Cassava: the staple crop that can kill you

Monash University

Tuesday, 31 May, 2016

Easy to cultivate and drought-tolerant, the cassava plant is eaten by a billion people around the world every day. But its popularity is also its weakness, as attacks by pests and diseases have a potentially huge impact on food security.

It’s also the only staple crop that can kill you or cause chronic neurological disease if it’s not processed, potentially producing fatal levels of cyanide when drought-stressed.

To help improve strategies for breeding disease-resistant and climate-tolerant varieties of this root crop, an international research team, including scientists from Monash University, has for the first time mapped cassava’s genetic diversity.

Monash biologist Associate Professor Ros Gleadow explained the significance of this latest research, published in Nature Biotechnology.

“Until now, very little research has been done at the DNA level — the genome — of cassava, the world’s fifth most important crop,” Associate Professor Gleadow said.

“To maintain food security, it’s critical that cassava is resistant to disease and resilient to climate change. Our new research has revealed the genetic relationships between different cassava varieties from across the world and compared them with other species in the same group, such as rubber trees. We have also captured the global genetic diversity of 53 varieties of cultivated cassava and its wild relatives — from South America, where it was first grown 6000 years ago, to Africa, Asia and Oceania.”

The Monash research team coordinated the sequencing of cassava varieties from Oceania: Fiji, Vanuatu and Australia.
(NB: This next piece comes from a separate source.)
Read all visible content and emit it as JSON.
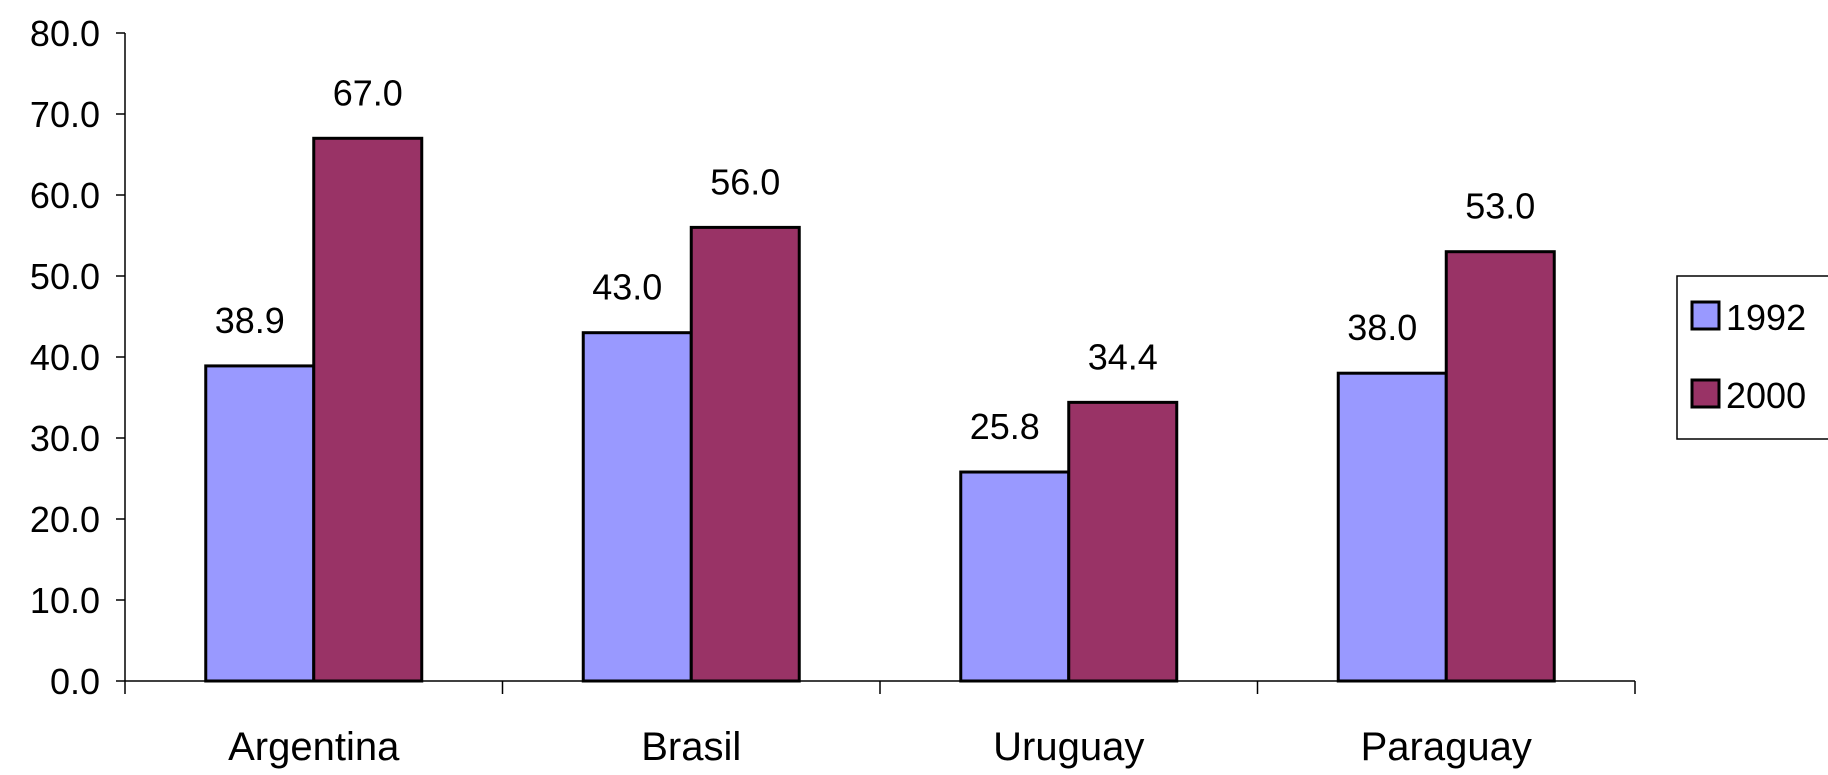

The findings indicated genetic differences between the varieties and will therefore help inform the production of more resistant and safe cassava crops using these and other favourable varieties from across the world.

For the Monash team, the new research also provides a way to better understand why cassava produces toxins under conditions such as drought and how that can be safely reduced in the growing plant without jeopardising pest resistance.

“The sequencing of these different genotypes allows us to look at how cyanide and other traits are inherited and why some varieties produce more cyanide than others, enabling us to develop new strategies to produce less toxic varieties that are still disease-resistant,” Associate Professor Gleadow said.

The research team found that the genetic diversity of cassava used in current breeding efforts has been greatly reduced in Africa, where viruses such as the cassava mosaic disease and the cassava brown streak disease have affected crop yields in many nations. This poses a real threat that a new disease could wipe out an entire crop. The team was able to detect the genetic signature of past cassava improvement programs going back to the 1930s, which interbred cassava and Ceara rubber; the persistence of these Ceara rubber regions in the best cassava varieties suggests they offer positive attributes. The team also discovered relationships between many cultivated cassava varieties, which could help breeders maximise genetic diversity in improvement programs.